Corria tudo bem quando
o governo, sem qualquer razão aparente ou, ainda menos, estudo feito, resolveu
fundir os dois Hospitais Centrais num centro hospitalar, o CHUC. Que não saiu realmente um centro hospitalar,
mas sim um hospital único dividido por vários edifícios separados por
quilómetros. Num momento inicial ficou o maior hospital do país, mas
rapidamente começou a diminuir de tamanho, quando se começaram a acumular
serviços num edifício, o do HUC, com a sua saída dos outros. O Hospital dos
Covões, esvaziado de várias especialidades, continuou, no entanto, a funcionar
como hospital, integrando mesmo alguns centros de referência do CHUC entretanto
criados. Mas é claro que o efeito negativo da ausência de apoio das várias
especialidades deslocalizadas para o outro lado do rio, e aí acumuladas com
manifesta redução do seu rendimento, se foi tornando por demais evidente, e por
isso se esperava, logicamente, que a situação fosse revertida, para bem dos
dois Hospitais e dos respectivos doentes.
Eis senão quando
aparecem duas administrações do CHUC, formadas por nomeados para o cargo alguns
não conhecendo nenhum dos hospitais envolvidos, e a maioria não conhecendo de
todo o Hospital dos Covões, ao ponto de nunca lá terem ido (!), cujo objectivo
depressa se revelou: reduzir o CHUC ao HUC. E, assim, o Hospital dos Covões foi
rapidamente sendo esvaziado dos profissionais e dos Serviços que ainda tinha,
para se irem juntar no HUC com os que já lá estavam. Para, depois disso, fazer
das suas instalações “qualquer coisa”… que até pudesse eventualmente vir a satisfazer
a ânsia de protagonismo profissional dalgum elemento do CHUC…
Mas rapidamente se
tornou evidente que o HUC não se bastava a si próprio, e que, por mais profissionais e doentes que
lá se quisessem meter, a sua capacidade de resposta não era infinita, e estava
há muito ultrapassada, com a espera por atendimento e as listas de espera para
tudo e mais alguma coisa a aumentarem a olhos vistos. Entrou-se, então, na fase
de saber o que fazer “daquilo” (o Hospital dos Covões, um dos Hospitais Gerais
Centrais da Região Centro e de Coimbra), para que pudesse “dar uma mãozinha” ao
HUC. Ser Hospital é que não… porque,
para esta administração, Hospital é só um, o HUC e mais nenhum…
Nesta fase apareceu a
pandemia de covid-19, e o Hospital dos Covões foi transformado no hospital de
referência para a epidemia. Com tudo a correr bem, cuidados intensivos
respiratórios e coronários, imagiologia (TAC e RMN), medicina interna, pneumologia,
infecciologia, nefrologia, cardiologia, laboratório, hemodiálise, camas de
internamento de novo utilizadas. Passada a primeira onda, e não esperando pela
segunda, nova tentativa de “reconversão” do Hospital em “qualquer coisa”. E
surgiu uma amálgama instável de consultas e de valências, desgarradas, sem
relação com os serviços de internamento, a maior parte deles reduzidos ao
edifício do HUC, a oito quilómetros de distância.
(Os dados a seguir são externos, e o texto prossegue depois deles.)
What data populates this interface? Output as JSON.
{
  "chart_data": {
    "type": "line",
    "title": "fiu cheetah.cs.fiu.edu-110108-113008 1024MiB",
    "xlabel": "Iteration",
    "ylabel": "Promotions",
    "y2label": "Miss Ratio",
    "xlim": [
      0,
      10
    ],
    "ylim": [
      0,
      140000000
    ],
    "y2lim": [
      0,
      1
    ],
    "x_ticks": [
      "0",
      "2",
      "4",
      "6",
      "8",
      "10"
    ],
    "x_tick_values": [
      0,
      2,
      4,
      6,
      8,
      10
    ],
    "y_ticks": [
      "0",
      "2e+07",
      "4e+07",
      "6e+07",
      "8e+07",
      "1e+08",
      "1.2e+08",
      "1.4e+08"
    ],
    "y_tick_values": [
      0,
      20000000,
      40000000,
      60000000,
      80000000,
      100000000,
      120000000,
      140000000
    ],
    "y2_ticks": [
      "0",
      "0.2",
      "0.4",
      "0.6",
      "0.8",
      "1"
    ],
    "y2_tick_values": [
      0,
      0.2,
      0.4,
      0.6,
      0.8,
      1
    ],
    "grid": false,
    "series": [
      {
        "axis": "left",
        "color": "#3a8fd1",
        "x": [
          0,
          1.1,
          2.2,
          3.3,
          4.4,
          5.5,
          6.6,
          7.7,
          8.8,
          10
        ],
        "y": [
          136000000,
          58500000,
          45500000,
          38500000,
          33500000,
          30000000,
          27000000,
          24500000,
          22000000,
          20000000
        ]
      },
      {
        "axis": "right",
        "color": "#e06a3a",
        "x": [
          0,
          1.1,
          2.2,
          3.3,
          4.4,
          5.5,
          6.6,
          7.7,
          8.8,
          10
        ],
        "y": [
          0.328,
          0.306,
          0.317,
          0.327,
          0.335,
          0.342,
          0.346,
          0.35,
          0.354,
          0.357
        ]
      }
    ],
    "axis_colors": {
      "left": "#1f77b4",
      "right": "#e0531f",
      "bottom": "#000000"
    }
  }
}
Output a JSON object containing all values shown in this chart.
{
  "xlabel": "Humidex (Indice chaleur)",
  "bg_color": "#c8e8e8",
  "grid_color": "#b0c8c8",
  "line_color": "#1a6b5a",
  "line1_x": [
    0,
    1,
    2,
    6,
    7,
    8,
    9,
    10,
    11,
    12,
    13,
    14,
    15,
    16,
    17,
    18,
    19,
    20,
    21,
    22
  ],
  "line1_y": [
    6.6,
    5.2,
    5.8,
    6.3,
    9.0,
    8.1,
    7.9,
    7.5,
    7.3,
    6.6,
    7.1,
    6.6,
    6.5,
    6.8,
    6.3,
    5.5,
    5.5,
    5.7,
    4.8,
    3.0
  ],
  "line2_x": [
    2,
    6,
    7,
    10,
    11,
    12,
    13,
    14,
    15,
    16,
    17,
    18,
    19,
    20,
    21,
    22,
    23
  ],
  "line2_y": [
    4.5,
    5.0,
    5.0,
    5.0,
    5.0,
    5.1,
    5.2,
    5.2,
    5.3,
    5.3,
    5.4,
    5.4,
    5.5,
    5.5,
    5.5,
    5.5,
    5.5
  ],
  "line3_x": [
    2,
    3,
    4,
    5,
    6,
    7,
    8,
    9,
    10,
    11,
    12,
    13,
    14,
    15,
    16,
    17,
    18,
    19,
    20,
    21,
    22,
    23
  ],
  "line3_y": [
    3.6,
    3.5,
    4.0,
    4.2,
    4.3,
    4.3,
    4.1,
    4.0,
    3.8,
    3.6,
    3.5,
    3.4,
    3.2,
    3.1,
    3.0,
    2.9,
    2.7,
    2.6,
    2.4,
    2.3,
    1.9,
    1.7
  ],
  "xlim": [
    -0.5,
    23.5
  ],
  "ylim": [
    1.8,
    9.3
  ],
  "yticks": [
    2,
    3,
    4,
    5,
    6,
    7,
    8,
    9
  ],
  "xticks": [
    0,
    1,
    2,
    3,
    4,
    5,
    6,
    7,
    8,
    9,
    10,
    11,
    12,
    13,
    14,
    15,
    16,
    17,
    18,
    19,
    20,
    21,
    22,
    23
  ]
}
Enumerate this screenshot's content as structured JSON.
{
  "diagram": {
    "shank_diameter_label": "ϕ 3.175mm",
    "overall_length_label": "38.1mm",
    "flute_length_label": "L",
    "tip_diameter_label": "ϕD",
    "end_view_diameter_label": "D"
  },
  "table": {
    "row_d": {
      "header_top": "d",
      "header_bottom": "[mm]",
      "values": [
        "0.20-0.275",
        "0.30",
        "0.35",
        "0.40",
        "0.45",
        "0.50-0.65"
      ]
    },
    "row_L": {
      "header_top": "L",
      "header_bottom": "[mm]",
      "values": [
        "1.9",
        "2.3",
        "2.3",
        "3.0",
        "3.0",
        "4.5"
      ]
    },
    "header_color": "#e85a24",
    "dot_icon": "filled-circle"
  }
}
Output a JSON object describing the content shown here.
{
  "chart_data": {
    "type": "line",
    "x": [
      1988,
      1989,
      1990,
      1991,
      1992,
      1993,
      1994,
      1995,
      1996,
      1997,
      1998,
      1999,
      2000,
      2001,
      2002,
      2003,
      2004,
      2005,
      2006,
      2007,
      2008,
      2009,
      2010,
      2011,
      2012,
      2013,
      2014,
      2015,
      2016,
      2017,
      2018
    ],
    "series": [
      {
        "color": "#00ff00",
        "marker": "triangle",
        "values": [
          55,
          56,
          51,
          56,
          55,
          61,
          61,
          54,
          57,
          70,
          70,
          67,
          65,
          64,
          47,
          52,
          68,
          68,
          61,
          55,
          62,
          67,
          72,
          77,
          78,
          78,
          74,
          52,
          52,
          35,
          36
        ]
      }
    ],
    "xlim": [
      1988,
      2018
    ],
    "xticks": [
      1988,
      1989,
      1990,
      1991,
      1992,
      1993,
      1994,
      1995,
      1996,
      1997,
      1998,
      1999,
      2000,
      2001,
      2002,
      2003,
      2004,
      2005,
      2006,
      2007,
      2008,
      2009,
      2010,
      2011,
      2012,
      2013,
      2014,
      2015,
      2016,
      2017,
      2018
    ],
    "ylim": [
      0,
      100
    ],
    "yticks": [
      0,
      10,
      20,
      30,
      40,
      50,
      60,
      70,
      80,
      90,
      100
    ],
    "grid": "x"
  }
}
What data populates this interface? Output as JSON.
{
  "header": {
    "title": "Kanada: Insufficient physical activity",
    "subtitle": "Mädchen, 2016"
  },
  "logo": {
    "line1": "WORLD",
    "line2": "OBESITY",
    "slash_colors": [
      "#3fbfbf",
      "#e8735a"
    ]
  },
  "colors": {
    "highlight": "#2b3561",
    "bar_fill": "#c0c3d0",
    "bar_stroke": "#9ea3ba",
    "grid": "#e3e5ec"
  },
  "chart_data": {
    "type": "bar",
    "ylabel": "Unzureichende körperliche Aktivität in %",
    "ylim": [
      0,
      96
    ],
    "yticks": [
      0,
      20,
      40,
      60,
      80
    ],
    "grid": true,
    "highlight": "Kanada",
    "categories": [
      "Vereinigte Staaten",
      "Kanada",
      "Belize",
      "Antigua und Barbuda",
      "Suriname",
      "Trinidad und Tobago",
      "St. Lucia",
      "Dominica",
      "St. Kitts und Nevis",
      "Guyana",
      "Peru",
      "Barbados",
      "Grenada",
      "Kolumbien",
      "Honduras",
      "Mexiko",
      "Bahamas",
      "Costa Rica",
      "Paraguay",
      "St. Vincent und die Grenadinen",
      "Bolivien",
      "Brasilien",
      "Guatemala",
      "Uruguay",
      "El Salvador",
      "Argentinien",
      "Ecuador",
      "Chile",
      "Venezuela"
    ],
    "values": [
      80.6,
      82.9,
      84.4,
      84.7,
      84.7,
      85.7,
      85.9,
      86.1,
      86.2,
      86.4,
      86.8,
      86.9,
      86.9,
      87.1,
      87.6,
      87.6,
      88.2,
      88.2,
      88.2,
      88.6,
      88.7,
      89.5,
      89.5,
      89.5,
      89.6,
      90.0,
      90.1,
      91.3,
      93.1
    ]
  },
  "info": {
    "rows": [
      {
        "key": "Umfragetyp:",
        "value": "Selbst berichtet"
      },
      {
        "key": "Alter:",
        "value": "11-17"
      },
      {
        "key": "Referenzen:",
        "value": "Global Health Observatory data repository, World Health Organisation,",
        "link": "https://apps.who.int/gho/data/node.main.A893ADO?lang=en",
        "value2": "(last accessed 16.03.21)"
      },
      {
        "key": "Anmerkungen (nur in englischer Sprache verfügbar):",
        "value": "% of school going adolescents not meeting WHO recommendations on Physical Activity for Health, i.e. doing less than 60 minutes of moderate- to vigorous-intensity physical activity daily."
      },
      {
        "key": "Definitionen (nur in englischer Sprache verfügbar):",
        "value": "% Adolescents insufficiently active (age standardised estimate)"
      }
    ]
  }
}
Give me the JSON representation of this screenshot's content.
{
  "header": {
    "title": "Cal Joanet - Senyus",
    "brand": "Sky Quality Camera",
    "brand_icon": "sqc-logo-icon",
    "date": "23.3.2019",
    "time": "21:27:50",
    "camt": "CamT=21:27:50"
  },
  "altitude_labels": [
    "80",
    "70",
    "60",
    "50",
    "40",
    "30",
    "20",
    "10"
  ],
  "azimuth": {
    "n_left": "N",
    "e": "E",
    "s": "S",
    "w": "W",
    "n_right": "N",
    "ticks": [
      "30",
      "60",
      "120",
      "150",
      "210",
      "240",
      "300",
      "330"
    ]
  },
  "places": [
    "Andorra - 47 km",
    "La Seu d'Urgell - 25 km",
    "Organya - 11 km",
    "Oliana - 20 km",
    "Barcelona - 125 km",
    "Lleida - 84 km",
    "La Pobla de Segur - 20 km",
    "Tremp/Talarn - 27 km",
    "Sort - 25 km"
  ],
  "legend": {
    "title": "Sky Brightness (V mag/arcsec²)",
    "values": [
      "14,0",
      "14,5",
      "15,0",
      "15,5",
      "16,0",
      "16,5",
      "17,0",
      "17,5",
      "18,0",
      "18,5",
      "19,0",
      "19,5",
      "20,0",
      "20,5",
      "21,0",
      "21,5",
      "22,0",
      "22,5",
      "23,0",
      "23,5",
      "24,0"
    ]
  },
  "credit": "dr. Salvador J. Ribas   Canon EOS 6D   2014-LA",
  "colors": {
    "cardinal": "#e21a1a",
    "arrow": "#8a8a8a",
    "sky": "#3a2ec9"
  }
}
E introduzidas e alteradas numa
verdadeira “dança”, mudando quase a cada semana, até de localização no próprio
edifício do Hospital (!), e de profissionais a elas adstritos, em negação
absoluta do que deve ser uma equipa de saúde, ou para a destruir…
Enfermarias
desocupadas, camas vazias. Sem Pneumologia, sem Infecciologia. Laboratório de
Hemodinâmica a funcionar, enfermaria de Cardiologia fechada, vazia de camas,
Unidade de Cuidados Intensivos Coronários desactivada. Hemodiálise aberta,
Serviço de Nefrologia fechado. Serviço de Urgência aberto, mas apenas com
Medicina Interna, doentes cirúrgicos de urgência a ser operados no HUC. Salas
operatórias fechadas no bloco central, salas apenas para cirurgia de ambulatório,
num bloco operatório próprio, que é único no CHUC, realmente. Projecto de cirurgia digestiva diferenciada (cirurgia
de obesidade), mas a ser desenvolvido onde deixou de haver Gastroenterologia e
endoscopia digestiva (“concentradas” no HUC). Com os Cuidados Intensivos polivalentes
a planear ser encerrados. E, no meio disto tudo, de novo hospital de referência
para a covid-19.
É evidente que esta
manta anárquica e inconsistente de retalhos, à medida do que “o outro” necessite,
não é um Hospital, nem se reveste de qualquer eficácia, e muito menos
eficiência. É um gasto despropositado de esforço dos profissionais envolvidos e
de dinheiro dos contribuintes, incluindo os utentes do Hospital dos Covões, que
tanta falta sentem dele e tanto se têm esforçado, em manifestações de rua
(cinco), grupos no Facebook (três), petições à Assembleia da República (duas),
para que ele volte a ser o que era, nove anos de sofrimento na saúde depois.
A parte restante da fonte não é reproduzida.